Good news for the therapy of ER-positive HER2-negative metastatic breast cancer from San Antonio Breast Cancer Symposium: the selective estrogen receptor degrader (SERD) elacestrant has been shown to improve progression-free survival and seems to have a trend towards overall survival improvement in interim analysis, whose mature data are expected for late 2022 / early 2023.
Results come from the EMERALD phase 3 clinical trial, which involved 477 men and postmenopausal women who had received at least one or two lines of endocrine therapy, including one in combination with a CDK4/6 inhibitor, for ER-positive, HER2-negative, metastatic breast cancer; participants were given oral elacestrant 400 mg/day or physician’s choice of another treatment considered standard of care such as fulvestrant, anastrozole, letrozole or exemestane. The primary endpoint was progression-free survival and the results are encouraging in both global polulation and patients with ESR1 mutations: with elacestrant the median rose to 2.8 months versus 1.9 and the 12-month rates were 22.3% for elacestrant versus 9.4% for standard care. Treatment with elacestrant also significantly prolonged progression-free survival in patients harboring ESR1 mutations, with a median of 3.8 months and 12-month PFS rates of 26.8% versus 8.2%. The overall survival trend was also favorable and the treatment showed a predictable and manageable safety and tolerability profile, consistent with other endocrine therapies: the most common adverse events were nausea and back pain and a total of 2.5% of patients required a dose reduction, while 3.4% discontinued treatment.

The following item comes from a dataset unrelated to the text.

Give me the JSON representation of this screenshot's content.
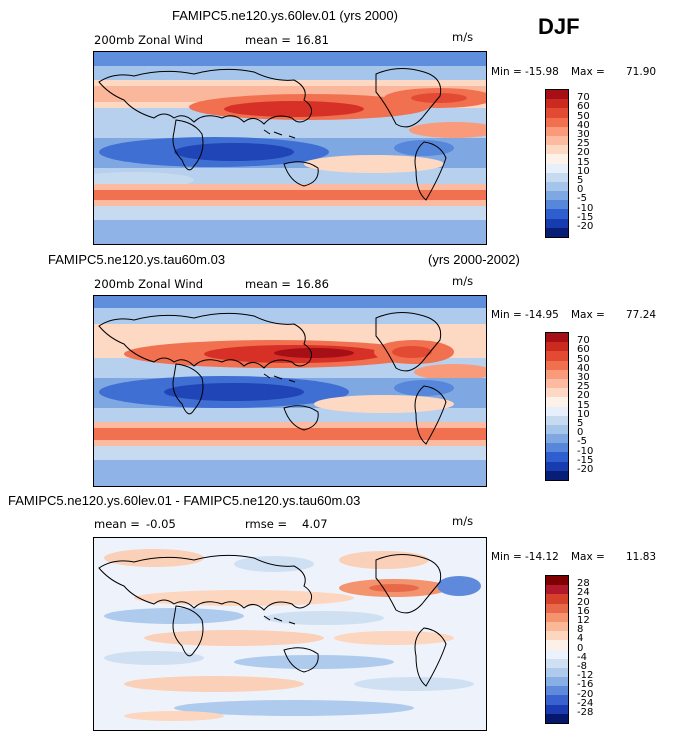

Presenting data Aditya Bardia of Massachusetts General Hospital in Boston stressed that in these patients combined endocrine plus CDK4/6 inhibitor therapy is “the mainstay” for the first-line treatment, but most patients develop resistance, some via acquired ESR1 mutations; good results obtained with elacestrant also in this subgroup of tumors suggest that SERD may be superior to standard endocrine therapy and could therefore become a new therapeutic option in this population. «Further elacestrant combinations in earlier lines and with other targeted therapies, including CDK4/6 and mTOR inhibitors, are ongoing/planned for patients with ER-positive, HER2-negative breast cancer», Bardia concluded.